A declaração que gerou o pedido de investigação foi feita no contexto de uma entrevista sobre a possível inclusão de Zema no inquérito das fake news. Para exemplificar o que considera uma ofensa, o ministro disse: “Imagine que comecemos a fazer bonecos do Zema como homossexual. Será que não é ofensivo?” A repercussão foi imediata, e Gilmar se desculpou ainda na tarde daquele dia.
Vídeos, fantoches e o inquérito das fake news
O episódio tem raízes em março, quando Zema publicou um vídeo criticando o STF e retratando Gilmar Mendes e Dias Toffoli como fantoches, no contexto do caso Master. Gilmar então formalizou o pedido para que Moraes incluísse Zema no inquérito das fake news, argumentando que o conteúdo “vilipendiava” tanto a imagem do Supremo quanto a sua honra pessoal — e afirmou ter tomado conhecimento do vídeo em 5 de março.
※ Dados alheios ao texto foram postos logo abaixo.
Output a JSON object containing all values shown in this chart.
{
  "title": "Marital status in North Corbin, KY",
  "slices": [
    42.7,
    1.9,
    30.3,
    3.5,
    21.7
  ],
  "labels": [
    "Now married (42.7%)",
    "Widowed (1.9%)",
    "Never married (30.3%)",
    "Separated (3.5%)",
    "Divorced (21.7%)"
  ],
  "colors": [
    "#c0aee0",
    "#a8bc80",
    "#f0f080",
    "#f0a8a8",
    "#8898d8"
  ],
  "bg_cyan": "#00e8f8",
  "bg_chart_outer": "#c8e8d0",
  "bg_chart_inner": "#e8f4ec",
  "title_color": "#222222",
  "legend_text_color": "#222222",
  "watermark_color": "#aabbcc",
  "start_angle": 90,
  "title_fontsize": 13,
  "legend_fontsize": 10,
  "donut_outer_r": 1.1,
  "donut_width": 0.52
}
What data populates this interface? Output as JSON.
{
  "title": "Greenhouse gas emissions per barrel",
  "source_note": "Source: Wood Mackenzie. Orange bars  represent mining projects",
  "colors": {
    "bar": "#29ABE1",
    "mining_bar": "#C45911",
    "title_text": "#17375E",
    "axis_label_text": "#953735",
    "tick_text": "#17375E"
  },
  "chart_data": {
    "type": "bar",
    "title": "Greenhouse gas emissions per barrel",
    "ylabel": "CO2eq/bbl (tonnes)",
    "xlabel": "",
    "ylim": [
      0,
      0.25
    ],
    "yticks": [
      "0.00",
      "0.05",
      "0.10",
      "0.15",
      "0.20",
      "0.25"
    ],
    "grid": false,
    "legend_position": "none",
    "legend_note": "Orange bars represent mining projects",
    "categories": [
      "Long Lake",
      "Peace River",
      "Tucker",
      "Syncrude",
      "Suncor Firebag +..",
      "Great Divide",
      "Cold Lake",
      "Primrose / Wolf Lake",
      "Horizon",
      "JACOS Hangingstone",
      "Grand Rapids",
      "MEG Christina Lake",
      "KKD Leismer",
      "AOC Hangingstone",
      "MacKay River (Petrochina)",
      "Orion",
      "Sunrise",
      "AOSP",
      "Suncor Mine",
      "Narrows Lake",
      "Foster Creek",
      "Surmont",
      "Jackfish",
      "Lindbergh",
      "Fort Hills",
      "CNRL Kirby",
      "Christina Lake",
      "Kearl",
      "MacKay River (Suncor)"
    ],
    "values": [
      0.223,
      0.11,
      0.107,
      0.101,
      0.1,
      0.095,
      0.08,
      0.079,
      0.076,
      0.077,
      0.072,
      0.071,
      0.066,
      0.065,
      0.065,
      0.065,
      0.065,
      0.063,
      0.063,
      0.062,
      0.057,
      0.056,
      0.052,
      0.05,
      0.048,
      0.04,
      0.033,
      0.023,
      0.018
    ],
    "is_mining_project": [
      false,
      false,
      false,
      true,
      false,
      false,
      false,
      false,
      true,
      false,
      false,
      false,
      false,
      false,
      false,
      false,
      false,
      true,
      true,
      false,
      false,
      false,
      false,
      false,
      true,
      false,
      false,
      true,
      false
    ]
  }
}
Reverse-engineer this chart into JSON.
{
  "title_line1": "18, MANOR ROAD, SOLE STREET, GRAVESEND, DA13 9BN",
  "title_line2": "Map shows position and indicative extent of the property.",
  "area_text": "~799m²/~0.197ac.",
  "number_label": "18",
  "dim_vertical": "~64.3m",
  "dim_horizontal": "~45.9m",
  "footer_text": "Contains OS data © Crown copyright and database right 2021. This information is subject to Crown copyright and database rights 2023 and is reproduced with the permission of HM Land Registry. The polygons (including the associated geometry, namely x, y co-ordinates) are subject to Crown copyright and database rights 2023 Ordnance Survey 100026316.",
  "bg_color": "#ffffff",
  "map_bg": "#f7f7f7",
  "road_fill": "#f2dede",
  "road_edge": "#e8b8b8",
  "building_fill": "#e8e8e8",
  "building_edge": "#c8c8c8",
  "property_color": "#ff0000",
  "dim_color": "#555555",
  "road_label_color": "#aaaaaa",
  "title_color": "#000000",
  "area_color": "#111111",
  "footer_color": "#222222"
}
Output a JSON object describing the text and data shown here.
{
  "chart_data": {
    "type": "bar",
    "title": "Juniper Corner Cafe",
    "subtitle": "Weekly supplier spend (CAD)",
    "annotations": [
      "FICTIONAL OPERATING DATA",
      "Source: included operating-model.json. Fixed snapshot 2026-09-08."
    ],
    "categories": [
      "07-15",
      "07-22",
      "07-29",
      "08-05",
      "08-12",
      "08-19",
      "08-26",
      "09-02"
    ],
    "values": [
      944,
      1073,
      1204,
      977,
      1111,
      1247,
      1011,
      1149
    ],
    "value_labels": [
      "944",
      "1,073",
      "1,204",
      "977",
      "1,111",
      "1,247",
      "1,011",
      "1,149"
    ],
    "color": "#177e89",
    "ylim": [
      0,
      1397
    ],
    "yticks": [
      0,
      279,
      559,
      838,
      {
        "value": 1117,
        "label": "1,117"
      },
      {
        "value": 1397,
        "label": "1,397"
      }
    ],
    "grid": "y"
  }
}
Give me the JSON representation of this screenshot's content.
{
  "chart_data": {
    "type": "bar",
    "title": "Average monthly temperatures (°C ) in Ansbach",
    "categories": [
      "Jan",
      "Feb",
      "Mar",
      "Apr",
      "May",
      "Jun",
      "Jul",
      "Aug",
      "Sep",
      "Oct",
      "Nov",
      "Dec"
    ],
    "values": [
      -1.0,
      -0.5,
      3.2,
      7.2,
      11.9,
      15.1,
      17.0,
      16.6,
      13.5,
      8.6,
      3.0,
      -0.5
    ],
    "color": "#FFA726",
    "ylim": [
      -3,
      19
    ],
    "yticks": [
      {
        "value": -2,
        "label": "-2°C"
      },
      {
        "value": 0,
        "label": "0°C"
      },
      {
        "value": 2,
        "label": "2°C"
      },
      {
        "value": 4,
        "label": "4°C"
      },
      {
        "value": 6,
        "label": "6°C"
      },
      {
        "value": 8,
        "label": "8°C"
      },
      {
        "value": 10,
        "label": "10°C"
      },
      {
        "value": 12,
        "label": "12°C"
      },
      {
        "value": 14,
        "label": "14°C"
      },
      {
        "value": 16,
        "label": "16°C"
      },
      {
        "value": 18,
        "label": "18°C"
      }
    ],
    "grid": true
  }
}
O relator do inquérito, ministro Alexandre de Moraes, encaminhou o caso para manifestação da PGR. A Procuradoria, por sua vez, arquivou a apuração relacionada à fala homofóbica de Gilmar, e não o pedido de inclusão de Zema na investigação principal.
À época, Zema disse à GloboNews que não havia sido notificado sobre o pedido de inclusão no inquérito e criticou o que chamou de “modus operandi” do Supremo — a prática de conduzir investigações de forma sigilosa, sem garantir direito de defesa prévio. “Quando você toma conhecimento [da investigação], já está num estágio mais avançado”, afirmou o ex-governador.
Nesta semana, Zema publicou novo vídeo na série chamada Intocáveis, novamente retratando Gilmar e Moraes como fantoches. Em um dos trechos, uma representação fictícia do ministro Gilmar solicita a Moraes a inclusão de Zema na investigação — referência direta ao episódio real.
O ciclo de provocações mútuas reforça a tensão crescente entre o ex-governador mineiro, cotado como pré-candidato à Presidência, e integrantes do STF. O arquivamento da apuração por homofobia não encerra o caso principal: o pedido de inclusão de Zema no inquérito das fake news segue seu curso na Corte.